De l’avis d’un auteur, l’impératif de célérité ainsi que la prééminence du traitement de l’entreprise incitent à écarter cette faculté qui permettrait aux tiers d’obtenir dans leurs intérêts personnels la suspension de l’exécution provisoire [11]. Pertinente certes, mais cette position doit être cantonnée aux jugements rendus par le tribunal de la procédure et dont l’arrêt de l’exécution provisoire est soumis à l’exercice préalable de l’appel [12]. Un arrêt de la Cour de cassation du 14 janvier 2004 a retenu cette position. Sur le fondement des dispositions des articles L. 623-9 du Code de commerce N° Lexbase : L7038AII et 155 du décret du 27 décembre 1985, précité, la Chambre commerciale a décidé que « l’exécution provisoire des ordonnances du juge-commissaire ne peut être arrêtée ». En l’espèce, il s’agissait de l’arrêt de l’exécution provisoire de l’ordonnance d’admission de créance déclarée au passif du débiteur. En effet, il convient de relever que cette solution a été rendue sous l’empire du décret du 27 décembre 1985. Or, l’alinéa 2, de l’article 155 dudit décret de 1985 qui réglementait l’arrêt de l’exécution provisoire employait le terme de « jugement », ce qui, à notre avis, renvoyait aux seuls jugements rendus par le tribunal saisi de la procédure collective [13] et ne tenait pas compte des ordonnances du juge-commissaire [14]. Toutefois, cette solution ne peut être reconduite en droit positif vu que l’article R. 661-1, alinéa 3, du Code de commerce N° Lexbase : L9250LTR fait référence à la notion de « décision », concept qui nous semble assez large pour englober, en plus des jugements rendus par le tribunal saisi de la procédure collective, les ordonnances du président du tribunal saisi de la procédure collective ainsi que celles rendues par le juge-commissaire. Également, l’alinéa 3 du même texte pose une dérogation au droit commun en matière d’arrêt de l’exécution provisoire des décisions mentionnées aux deux premiers alinéas. Ainsi, s’il ne fait l’objet d’aucun doute que le législateur n’a pas écarté, du moins de manière expresse, la possibilité de solliciter un arrêt de l’exécution provisoire contre les ordonnances du juge-commissaire, l’interrogation subsiste s’agissant de la voie de recours à emprunter. Le fait de subordonner la demande de l’arrêt de l’exécution provisoire à l’exercice préalable d’un appel rend techniquement impossible la formulation d’une telle demande.
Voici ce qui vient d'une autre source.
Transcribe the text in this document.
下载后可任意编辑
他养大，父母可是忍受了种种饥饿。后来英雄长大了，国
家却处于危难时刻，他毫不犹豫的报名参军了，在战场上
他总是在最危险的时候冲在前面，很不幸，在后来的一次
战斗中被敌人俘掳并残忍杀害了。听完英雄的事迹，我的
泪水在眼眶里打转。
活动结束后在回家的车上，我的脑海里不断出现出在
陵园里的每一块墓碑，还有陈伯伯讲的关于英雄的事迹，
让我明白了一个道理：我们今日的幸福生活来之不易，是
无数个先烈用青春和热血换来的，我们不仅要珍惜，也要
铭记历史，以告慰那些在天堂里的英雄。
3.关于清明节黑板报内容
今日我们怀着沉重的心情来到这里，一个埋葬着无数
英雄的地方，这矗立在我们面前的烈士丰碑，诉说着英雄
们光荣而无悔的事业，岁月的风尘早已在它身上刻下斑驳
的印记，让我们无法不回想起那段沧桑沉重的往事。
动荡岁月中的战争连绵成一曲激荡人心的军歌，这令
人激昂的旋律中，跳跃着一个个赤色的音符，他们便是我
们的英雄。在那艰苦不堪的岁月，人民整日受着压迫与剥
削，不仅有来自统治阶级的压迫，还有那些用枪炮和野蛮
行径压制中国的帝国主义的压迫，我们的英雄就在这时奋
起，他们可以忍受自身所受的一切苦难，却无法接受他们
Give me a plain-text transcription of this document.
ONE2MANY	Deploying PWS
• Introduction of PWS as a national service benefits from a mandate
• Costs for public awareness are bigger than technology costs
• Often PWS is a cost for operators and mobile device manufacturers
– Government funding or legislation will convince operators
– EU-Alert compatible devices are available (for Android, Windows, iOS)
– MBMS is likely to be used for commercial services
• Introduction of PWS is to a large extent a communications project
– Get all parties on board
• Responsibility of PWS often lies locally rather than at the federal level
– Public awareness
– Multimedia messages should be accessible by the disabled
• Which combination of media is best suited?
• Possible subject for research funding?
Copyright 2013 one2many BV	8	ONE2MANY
En l’absence de solution spécifique, quelle solution préconisée ? À cette question, deux solutions sont envisageables en ce qui concerne ces ordonnances. La première consisterait à différer la demande d'arrêt de l'exécution lorsque l'appel contre ledit jugement aura été exercé[15]. Si on admettait cette solution, il faudrait reconnaître que dans cette hypothèse la demande de l’arrêt de l’exécution provisoire serait dirigée contre le jugement qui se substituerait à l’ordonnance rendue par le juge-commissaire et non l’ordonnance elle-même. La deuxième hypothèse est le retour au droit commun, comme le recommande l’article R. 662-1, 1° du Code de commerce [16] N° Lexbase : L6334I3Y pour admettre l’arrêt de l’exécution provisoire contre ces ordonnances au moyen d’une opposition, sur le fondement de l'article 514-3, alinéa 2, du Code de procédure civile [17] N° Lexbase : L9082LTK. Dans ce dernier cas, la demande est à porter devant le juge-commissaire, et non devant le tribunal de la procédure collective, comme le recommande le droit commun en matière d’opposition [18]. Ainsi, pour solliciter un arrêt de l’exécution provisoire contre les ordonnances du juge-commissaire susceptibles d’un recours devant le tribunal de la procédure collective, nous préconisons l’insertion de la notion d’« opposition » dans l’alinéa 3, de l’article R. 661-1 du Code de commerce [19] en plus de l’appel [20]. Ce faisant, que ce soit pour l’appel et l’opposition, l’intéressé qui souhaiterait solliciter un arrêt de l’exécution provisoire devrait, pour être recevable, justifier le « caractère sérieux » des moyens à l’appui de la voie de recours [21]. Cette solution nous paraît plus appropriée, et permettrait d’obtenir un arrêt de l’exécution provisoire contre toutes les décisions rendues par les juridictions de premier degré en matière de procédures collectives.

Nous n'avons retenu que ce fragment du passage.